Monday, Nov. 16, 1953
Divorced. By Peggy Lee, 33, blonde Hollywood songstress (The Jazz Singer') and jukebox favorite (Lover, Mariana): her second husband. Brad Dexter, 36, cinemactor (Macao); after ten months of marriage, no children; in Santa Monica, Calif.
Died. Dylan Marlais Thomas, 39, Wales's bright young mystic of English poetry (Portrait of the Artist as a Young Dog, Under Milk Wood), whose vivid, tempestuous verse won him both critics' acclaim and thousands of readers; of undisclosed causes, while on a lecture tour of the U.S.; in Manhattan.

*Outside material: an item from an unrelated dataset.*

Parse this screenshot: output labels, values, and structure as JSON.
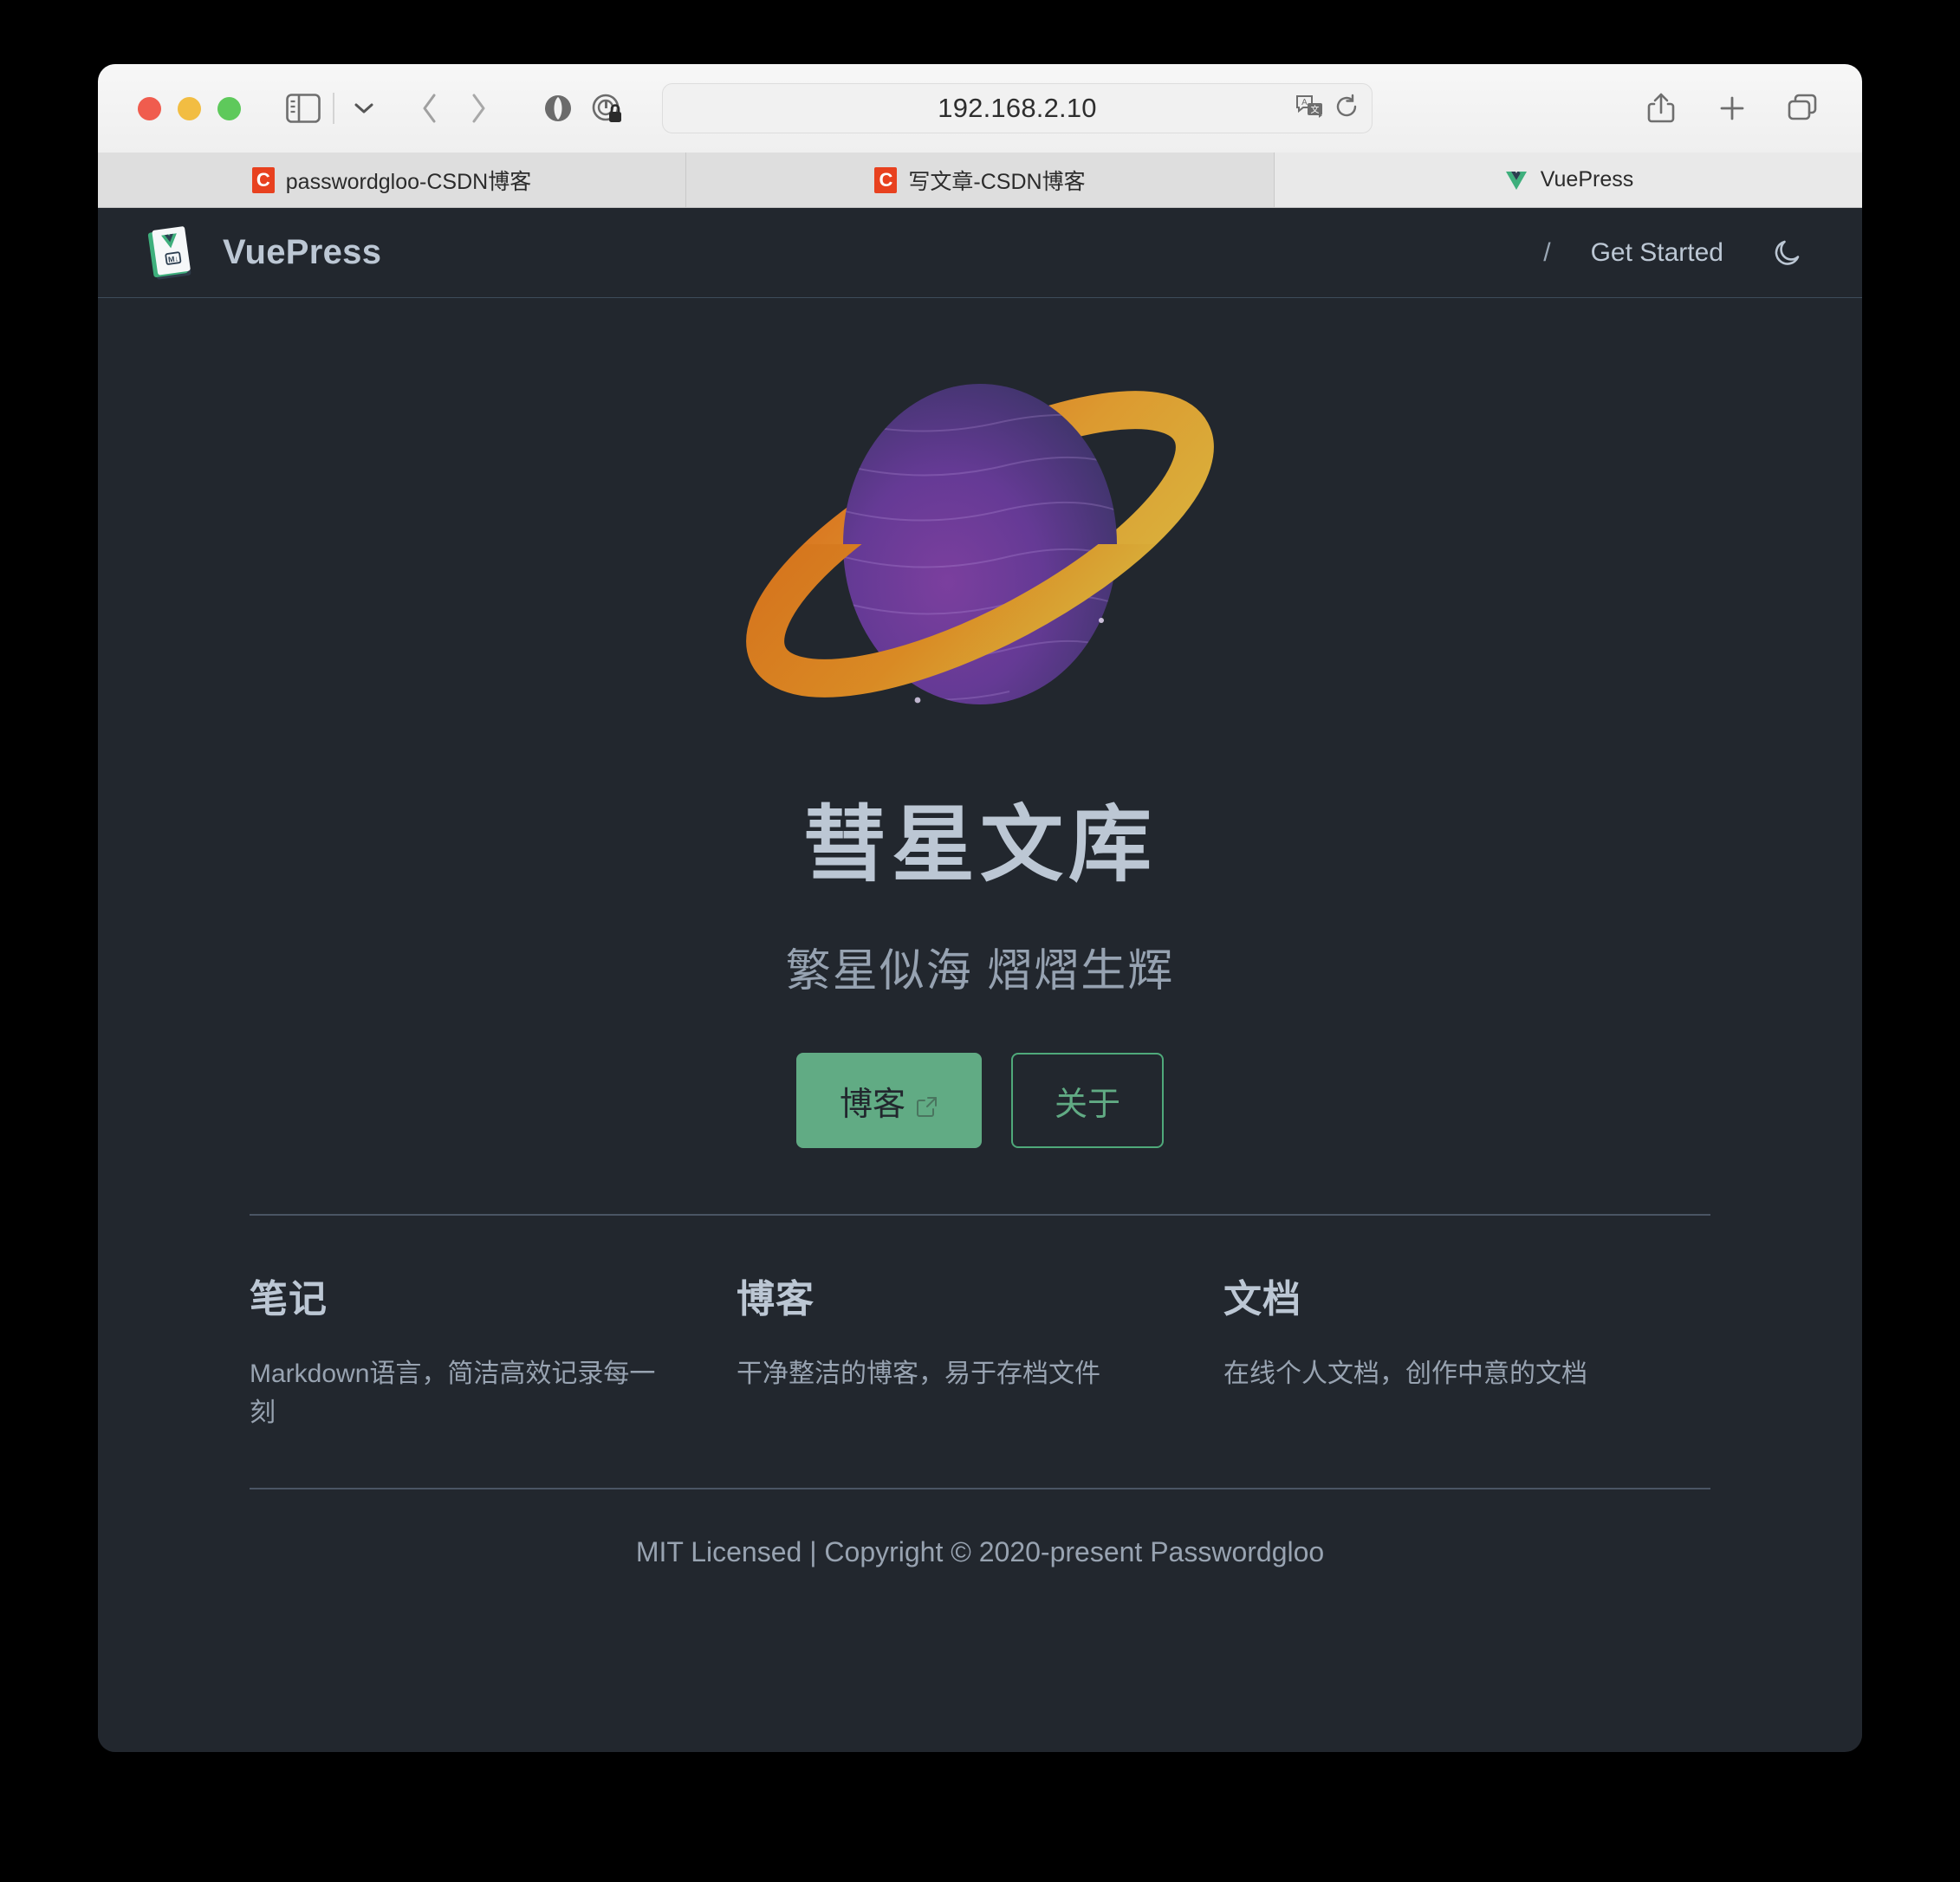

Died. Major General John H. (for Houston) Church, 61, who in 1950 commanded the first U.S. troops sent from Japan to fight in Korea; after long illness; in Washington, D.C.
Died. Major General Innis Palmer ("Bull") Swift, 71, oldtime Army cavalryman who during World War II trained and led the crack ist Cavalry Division in the Southwest Pacific (New Guinea, the Admiralty Islands), later commanded the Sixth Army's I Corps in the liberation of the Philippines; of a heart ailment; in San Antonio.
Died. Abdul Aziz Ibn Abdul Rahman al Faisal al Saud. 73, oil-rich King of Saudi Arabia; in his palace at Taif, near Mecca (see FOREIGN NEWS).
Died. Ivan Alexeyevich Bunin, 83, self-exiled Russian nobleman-author (The Village, Memories and Portraits) and winner of the 1933 Nobel Prize for Literature, of a heart attack; in Paris.
Died. Elizabeth Sprague Coolidge, 89, the nation's No. 1 patroness of chamber music; in Cambridge, Mass. She commissioned countless works by established composers (e.g., Bartok, Ravel, Copland) and struggling newcomers, gave a $94,000 concert hall to the Library of Congress (plus a $600,000 endowment), contributed $200,000 to the Chicago Symphony Orchestra's pension fund.